Electronic Elsewheres (2010)

If you're looking for a good read to get you through the ongoing winterocolypse currently besieging the northern hemisphere, you might consider this diverting new title from the University of Minnesota Press, Electronic Elsewheres: Media, Technology, and the Experience of Social Space.  Edited by Chris Berry, Soyoung Kim, and Lynn Spigel, the book collects essays first presented at a conference we hosted at Northwestern a few years back devoted to....well, media, technology, and social space.

For a mere $18.75, you get all of the following!

David Morley: "Domesticating Dis-Location in a World of "New" Technology.'

Lisa Nakamura:  "Avatars and the Visual Culture of Reproduction on the Web"


Jeffrey Sconce:  "The Talking Weasel of Doarlish Cashen"


Lynn Spigel: " Designing the Smart House: Posthuman Domesticity and Conspicuous Production"

Chris Berry: "New Documentary in China: Public Space, Public Television"

Ratiba Hadj-Moussa: "The Undecidable and the Irreversible: Satellite Television in the Algerian Public Arena"


Tamar Liebes-Plesnar: "The Voice of Jacob: Radio's Role in Reviving a Nation"


Arvind Rajgopal: "Violence, Publicity, and Secularism: Hindu-Muslim Riots in Gujarat"


Asu Aksoy and Kevin Robins: "Turkish Satellite Television: Towards the Demystification of Elsewhere"


Charlotte Brunsdon: " The Elsewhere of the London Underground"


Marita Sturken: "The Image at Ground Zero: Mediating the Memory of Terrorism"


Shunya Yoshimi: "Tokyo: Between Global Flux and Neo-Nationalism"

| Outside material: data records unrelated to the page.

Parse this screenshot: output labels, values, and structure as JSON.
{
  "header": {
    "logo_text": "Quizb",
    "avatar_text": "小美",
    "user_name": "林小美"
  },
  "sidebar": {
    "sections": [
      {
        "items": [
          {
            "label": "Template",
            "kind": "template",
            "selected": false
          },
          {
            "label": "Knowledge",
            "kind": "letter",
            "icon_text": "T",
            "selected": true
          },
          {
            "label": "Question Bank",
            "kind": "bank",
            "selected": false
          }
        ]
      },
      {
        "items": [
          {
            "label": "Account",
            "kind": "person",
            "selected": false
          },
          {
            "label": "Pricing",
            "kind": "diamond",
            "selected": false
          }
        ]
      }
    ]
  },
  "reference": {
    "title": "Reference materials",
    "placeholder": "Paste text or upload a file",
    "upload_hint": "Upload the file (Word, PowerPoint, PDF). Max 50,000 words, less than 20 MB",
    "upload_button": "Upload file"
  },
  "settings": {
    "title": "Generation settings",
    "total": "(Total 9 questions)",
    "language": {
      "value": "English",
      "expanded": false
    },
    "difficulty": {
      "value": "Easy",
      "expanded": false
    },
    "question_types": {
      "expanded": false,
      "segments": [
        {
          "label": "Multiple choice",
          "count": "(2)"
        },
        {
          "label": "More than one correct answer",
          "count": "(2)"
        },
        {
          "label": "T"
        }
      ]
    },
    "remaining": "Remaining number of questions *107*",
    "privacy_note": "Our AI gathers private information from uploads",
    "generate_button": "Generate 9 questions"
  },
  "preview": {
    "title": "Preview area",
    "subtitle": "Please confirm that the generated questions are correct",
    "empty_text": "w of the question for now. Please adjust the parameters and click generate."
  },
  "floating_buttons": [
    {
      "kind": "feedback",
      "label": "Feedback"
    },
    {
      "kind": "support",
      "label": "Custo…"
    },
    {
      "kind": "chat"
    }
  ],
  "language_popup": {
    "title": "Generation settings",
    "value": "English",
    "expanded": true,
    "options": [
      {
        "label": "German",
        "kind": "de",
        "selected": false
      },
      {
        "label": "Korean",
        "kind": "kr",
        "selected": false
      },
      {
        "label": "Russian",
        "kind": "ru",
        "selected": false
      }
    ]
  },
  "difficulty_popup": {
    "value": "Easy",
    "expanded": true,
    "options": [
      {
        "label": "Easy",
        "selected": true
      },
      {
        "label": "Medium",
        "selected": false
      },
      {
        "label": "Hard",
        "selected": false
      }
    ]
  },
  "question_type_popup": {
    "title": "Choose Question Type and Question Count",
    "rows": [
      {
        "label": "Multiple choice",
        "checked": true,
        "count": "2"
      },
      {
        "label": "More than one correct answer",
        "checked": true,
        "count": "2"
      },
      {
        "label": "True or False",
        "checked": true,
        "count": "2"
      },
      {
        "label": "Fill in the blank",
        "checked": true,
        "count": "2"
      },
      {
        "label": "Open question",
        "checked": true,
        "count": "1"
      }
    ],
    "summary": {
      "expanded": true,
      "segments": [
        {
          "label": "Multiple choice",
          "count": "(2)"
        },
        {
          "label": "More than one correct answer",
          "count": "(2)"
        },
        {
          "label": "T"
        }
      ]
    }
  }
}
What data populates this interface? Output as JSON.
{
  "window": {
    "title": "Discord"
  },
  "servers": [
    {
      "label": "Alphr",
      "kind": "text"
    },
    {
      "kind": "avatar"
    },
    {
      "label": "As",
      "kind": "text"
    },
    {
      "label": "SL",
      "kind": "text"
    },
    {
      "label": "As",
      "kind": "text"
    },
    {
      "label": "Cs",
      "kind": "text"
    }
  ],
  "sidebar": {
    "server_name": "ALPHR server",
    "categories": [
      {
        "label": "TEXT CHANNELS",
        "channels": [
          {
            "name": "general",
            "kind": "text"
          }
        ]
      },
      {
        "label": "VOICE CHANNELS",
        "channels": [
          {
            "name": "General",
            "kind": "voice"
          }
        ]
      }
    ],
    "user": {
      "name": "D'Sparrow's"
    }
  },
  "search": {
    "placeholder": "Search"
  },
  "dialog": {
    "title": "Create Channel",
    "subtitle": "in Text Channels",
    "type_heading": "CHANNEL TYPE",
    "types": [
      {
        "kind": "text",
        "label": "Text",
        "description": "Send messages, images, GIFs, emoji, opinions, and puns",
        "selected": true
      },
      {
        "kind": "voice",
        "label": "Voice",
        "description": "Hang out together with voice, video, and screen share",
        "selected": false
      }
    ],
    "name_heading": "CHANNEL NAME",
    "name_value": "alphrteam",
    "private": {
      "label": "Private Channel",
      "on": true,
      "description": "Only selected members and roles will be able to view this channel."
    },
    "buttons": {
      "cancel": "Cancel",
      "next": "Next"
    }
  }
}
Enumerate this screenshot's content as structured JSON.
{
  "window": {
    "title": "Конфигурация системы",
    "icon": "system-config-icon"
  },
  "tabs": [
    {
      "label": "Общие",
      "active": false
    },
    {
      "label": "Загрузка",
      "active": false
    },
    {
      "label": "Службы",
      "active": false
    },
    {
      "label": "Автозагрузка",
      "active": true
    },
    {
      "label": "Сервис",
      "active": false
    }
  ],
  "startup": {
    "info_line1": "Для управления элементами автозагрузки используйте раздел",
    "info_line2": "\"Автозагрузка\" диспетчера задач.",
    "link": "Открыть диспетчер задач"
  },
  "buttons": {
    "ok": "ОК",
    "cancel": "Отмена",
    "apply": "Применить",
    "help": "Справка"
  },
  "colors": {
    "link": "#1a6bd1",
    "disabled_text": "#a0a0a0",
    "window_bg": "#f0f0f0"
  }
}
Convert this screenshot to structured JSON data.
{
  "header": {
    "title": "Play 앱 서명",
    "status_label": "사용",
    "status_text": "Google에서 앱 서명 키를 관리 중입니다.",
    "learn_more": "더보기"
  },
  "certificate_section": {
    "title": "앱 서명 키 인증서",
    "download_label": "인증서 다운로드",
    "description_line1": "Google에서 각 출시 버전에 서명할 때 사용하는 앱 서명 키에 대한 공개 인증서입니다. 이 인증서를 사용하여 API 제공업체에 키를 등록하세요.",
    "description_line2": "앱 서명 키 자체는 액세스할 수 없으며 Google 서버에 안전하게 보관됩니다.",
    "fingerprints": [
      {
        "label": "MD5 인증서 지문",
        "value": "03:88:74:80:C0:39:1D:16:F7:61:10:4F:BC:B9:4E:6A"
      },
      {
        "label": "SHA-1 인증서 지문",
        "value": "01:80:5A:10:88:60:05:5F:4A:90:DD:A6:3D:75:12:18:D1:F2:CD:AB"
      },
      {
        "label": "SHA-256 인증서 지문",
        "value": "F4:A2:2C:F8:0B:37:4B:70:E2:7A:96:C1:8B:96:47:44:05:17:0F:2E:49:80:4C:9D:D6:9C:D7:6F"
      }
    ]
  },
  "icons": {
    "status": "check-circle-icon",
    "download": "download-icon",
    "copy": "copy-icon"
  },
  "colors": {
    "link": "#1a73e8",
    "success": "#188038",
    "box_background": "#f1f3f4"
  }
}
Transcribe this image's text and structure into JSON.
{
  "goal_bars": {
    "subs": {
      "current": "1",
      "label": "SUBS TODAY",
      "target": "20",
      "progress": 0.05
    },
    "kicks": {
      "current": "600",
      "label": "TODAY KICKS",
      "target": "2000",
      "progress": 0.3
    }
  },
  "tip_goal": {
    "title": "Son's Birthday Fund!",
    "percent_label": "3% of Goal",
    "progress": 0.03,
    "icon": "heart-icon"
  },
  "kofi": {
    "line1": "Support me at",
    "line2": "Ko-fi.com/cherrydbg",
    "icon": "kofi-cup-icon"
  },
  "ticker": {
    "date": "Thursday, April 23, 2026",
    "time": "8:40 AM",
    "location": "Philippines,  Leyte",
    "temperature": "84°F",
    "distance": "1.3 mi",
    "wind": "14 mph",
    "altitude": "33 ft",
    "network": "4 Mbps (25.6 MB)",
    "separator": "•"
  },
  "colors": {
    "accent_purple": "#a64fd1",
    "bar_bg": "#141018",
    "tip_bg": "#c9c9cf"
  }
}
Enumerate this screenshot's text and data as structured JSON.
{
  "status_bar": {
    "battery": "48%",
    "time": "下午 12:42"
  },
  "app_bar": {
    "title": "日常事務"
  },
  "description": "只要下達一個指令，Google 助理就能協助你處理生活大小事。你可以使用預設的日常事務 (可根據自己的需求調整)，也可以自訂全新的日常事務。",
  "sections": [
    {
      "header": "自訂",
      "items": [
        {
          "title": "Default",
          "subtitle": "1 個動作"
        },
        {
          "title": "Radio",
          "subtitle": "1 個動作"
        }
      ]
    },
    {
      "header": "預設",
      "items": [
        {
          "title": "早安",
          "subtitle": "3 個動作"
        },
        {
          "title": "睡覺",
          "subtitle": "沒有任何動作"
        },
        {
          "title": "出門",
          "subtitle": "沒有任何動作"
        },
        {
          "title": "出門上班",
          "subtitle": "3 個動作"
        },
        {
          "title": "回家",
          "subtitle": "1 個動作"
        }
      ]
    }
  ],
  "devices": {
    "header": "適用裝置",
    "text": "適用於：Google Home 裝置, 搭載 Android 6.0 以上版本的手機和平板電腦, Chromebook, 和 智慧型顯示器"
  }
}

My contribution to the volume concerns the story of a family on the Isle of Man that, in the early 1930s, claimed to have befriended a "talking weasel" named "Gef" on their farm near Peel.  "Gef" became somewhat of a minor celebrity in the British press and eventually attracted the attention of England's premiere "ghost hunter," Harry Price.  As an indirect result of Price's inquiry into Gef's existence, the weasel wound up at the center of a libel case involving the BBC and presented to the High Court in 1936.  The account presented in Electronic Elsewheres is a shorter version of a chapter that will be in my forthcoming book on delusional media.